Ingredientes de las almejas a la marinera

Ingredientes de las almejas a la marinera

  • Almejas congeladas, 1 kg
  • Tomate triturado, 400 g
  • Vino blanco, 125 ml
  • Cebolla, 1 unidad
  • Ajo, 1 unidad
  • Ajo, 3 dientes
  • Maicena, 1 cucharadita
  • Pimentón dulce, 1 cucharadita
  • Guindilla o cayena, 1 unidad (opcional)
  • Pimienta negra molida al gusto
  • Perejil fresco, al gusto
  • Aceite de oliva, cantidad para cocinar
  • Sal, al gusto

Paso 1

Coloca las almejas congeladas en un bol, cúbrelas con agua y añade una pizca de sal. Déjalas reposar mientras preparas la salsa.

Paso 2

Pica finamente la cebolla y los dientes de ajo. Calienta un buen fondo de aceite de oliva en una cazuela y añade ambos ingredientes junto con la guindilla, si quieres un punto picante.

Paso 3

Agrega sal al gusto y cocina a fuego moderado hasta que la cebolla esté tierna y ligeramente dorada.

Paso 4

Incorpora una cucharadita de maicena y remueve para cocinarla bien y evitar que conserve sabor a crudo.

Paso 5

Añade el pimentón dulce, mezcla rápidamente y vierte enseguida el tomate triturado para impedir que el pimentón se queme.

Paso 6

Agrega pimienta negra al gusto, tapa la cazuela y deja cocinar el tomate durante unos minutos, moviendo de vez en cuando, hasta que pierda el exceso de agua.

Paso 7

Vierte los 125 ml de vino blanco, sube el fuego y espera hasta que deje de percibirse el olor a alcohol.

Paso 8

Baja de nuevo la temperatura e incorpora a la salsa las almejas que se hayan abierto. Mueve suavemente la cazuela para integrarlas sin desprenderlas de sus conchas.

Paso 9

Prueba la salsa, rectifica de sal si es necesario y cocina las almejas tapadas durante dos minutos.

Paso 10

Apaga el fuego y termina el plato con pimienta negra recién molida y un poco de perejil fresco antes de servir.

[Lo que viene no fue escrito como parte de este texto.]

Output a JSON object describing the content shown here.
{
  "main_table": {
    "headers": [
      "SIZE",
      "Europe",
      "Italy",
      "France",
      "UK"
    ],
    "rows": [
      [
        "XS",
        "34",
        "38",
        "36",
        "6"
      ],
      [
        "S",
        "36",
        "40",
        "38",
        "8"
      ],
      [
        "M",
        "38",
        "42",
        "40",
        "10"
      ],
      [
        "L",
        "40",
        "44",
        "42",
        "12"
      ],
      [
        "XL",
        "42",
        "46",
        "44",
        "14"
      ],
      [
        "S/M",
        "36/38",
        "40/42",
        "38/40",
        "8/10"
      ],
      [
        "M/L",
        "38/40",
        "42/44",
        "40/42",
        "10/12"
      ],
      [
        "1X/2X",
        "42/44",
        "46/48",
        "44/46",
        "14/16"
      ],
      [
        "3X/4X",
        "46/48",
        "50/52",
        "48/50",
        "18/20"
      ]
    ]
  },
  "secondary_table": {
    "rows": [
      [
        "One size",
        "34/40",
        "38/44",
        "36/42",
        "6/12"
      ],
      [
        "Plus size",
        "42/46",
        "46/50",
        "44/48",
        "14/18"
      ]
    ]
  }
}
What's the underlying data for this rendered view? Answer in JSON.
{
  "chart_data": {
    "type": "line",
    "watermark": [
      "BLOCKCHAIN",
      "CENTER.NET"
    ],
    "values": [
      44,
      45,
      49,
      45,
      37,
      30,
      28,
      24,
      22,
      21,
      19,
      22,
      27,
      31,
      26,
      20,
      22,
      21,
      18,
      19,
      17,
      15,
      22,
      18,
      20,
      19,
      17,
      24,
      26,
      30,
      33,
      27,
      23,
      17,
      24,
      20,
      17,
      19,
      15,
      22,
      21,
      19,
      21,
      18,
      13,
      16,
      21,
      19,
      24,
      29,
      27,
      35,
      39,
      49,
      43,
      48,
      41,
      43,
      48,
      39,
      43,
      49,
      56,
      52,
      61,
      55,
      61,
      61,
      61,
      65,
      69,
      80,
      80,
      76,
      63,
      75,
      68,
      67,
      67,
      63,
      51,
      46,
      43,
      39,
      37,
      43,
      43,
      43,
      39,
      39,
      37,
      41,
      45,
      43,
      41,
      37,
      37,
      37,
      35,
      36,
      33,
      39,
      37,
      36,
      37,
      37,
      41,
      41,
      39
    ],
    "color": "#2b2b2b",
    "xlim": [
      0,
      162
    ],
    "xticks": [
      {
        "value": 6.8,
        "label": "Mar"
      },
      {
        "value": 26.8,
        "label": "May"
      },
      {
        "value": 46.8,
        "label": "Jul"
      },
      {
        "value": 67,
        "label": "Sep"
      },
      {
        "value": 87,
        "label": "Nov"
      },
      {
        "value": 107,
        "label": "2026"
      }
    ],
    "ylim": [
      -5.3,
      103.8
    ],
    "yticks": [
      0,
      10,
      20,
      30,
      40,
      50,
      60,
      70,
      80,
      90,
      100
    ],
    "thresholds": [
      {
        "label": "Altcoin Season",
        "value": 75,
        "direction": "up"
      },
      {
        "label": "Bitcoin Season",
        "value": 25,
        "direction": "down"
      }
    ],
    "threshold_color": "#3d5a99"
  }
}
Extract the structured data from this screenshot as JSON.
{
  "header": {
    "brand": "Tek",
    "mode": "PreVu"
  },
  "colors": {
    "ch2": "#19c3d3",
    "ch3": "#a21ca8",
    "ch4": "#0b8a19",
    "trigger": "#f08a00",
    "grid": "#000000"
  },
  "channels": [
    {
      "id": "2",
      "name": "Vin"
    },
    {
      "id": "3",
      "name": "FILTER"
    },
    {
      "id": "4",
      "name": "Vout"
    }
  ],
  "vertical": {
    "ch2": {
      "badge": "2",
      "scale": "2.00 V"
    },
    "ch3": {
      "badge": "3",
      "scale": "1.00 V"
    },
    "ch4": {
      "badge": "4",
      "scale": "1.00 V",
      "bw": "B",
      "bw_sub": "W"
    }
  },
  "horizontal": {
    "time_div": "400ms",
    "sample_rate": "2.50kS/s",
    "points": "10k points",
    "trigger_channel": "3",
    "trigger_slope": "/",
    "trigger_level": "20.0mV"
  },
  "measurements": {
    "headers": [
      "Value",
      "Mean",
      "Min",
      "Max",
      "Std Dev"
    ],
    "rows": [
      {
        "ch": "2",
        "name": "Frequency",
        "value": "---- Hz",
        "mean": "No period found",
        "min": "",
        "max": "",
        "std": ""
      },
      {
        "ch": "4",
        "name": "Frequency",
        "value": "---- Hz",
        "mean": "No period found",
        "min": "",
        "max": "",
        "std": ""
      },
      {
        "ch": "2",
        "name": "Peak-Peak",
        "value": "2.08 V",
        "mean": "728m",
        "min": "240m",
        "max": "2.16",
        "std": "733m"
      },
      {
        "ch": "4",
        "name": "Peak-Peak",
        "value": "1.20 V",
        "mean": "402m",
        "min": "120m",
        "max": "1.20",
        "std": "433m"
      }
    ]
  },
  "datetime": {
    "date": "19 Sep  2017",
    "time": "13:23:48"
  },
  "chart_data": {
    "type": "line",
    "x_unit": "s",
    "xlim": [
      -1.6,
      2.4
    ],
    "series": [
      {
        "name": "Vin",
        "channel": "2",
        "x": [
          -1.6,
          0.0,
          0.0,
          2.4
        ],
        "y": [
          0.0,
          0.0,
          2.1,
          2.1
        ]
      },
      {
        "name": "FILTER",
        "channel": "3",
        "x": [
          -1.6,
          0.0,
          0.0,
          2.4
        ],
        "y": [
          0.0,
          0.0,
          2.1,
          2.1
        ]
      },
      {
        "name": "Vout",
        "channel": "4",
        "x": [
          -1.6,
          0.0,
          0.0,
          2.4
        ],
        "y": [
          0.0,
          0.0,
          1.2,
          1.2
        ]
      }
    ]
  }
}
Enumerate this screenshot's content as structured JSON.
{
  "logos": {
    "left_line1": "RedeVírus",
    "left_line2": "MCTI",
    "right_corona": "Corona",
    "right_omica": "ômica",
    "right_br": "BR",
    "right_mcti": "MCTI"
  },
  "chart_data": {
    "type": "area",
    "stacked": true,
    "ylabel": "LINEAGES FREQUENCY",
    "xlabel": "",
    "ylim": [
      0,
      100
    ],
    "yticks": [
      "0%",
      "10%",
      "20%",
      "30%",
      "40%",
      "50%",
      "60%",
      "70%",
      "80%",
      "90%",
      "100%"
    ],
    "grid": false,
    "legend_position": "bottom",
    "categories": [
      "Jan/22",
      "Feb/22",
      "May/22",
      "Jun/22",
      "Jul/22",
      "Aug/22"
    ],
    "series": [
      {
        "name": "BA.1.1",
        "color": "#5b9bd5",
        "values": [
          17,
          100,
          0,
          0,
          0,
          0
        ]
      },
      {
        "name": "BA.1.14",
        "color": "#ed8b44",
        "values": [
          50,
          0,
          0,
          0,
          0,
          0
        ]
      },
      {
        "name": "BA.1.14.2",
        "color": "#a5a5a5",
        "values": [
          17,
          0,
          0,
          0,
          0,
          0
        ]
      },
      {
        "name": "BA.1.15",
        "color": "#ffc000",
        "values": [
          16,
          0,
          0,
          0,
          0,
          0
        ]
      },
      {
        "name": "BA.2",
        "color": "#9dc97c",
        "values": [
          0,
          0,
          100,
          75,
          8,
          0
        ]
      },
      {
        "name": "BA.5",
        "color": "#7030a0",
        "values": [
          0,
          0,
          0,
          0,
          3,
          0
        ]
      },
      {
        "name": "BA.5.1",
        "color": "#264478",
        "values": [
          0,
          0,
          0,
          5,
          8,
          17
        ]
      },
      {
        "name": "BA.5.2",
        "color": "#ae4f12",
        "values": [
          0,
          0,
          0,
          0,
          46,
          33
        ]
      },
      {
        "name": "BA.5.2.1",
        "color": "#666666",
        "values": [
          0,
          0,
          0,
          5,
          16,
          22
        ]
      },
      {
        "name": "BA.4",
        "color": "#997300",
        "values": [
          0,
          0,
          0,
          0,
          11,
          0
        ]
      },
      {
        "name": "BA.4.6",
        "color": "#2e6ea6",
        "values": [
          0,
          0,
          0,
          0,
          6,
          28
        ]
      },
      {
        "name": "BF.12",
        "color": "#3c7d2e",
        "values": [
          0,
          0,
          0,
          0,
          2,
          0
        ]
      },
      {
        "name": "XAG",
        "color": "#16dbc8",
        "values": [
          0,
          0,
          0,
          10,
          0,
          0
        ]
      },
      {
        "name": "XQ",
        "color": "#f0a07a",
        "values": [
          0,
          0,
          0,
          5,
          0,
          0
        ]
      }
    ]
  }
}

Una receta que nunca falla

Además, al utilizar almejas congeladas y una salsa elaborada con ingredientes habituales de la despensa, la receta resulta fácil de preparar en cualquier momento.

El tomate, el vino blanco y la maicena consiguen una salsa ligada y llena de sabor que pide acompañarla con un buen trozo de pan.

También puede servirse como entrante antes de un pescado o un arroz, o simplemente como una ración para compartir. Una de esas recetas sencillas que llegan a la mesa con aspecto de plato de celebración sin exigir una elaboración complicada.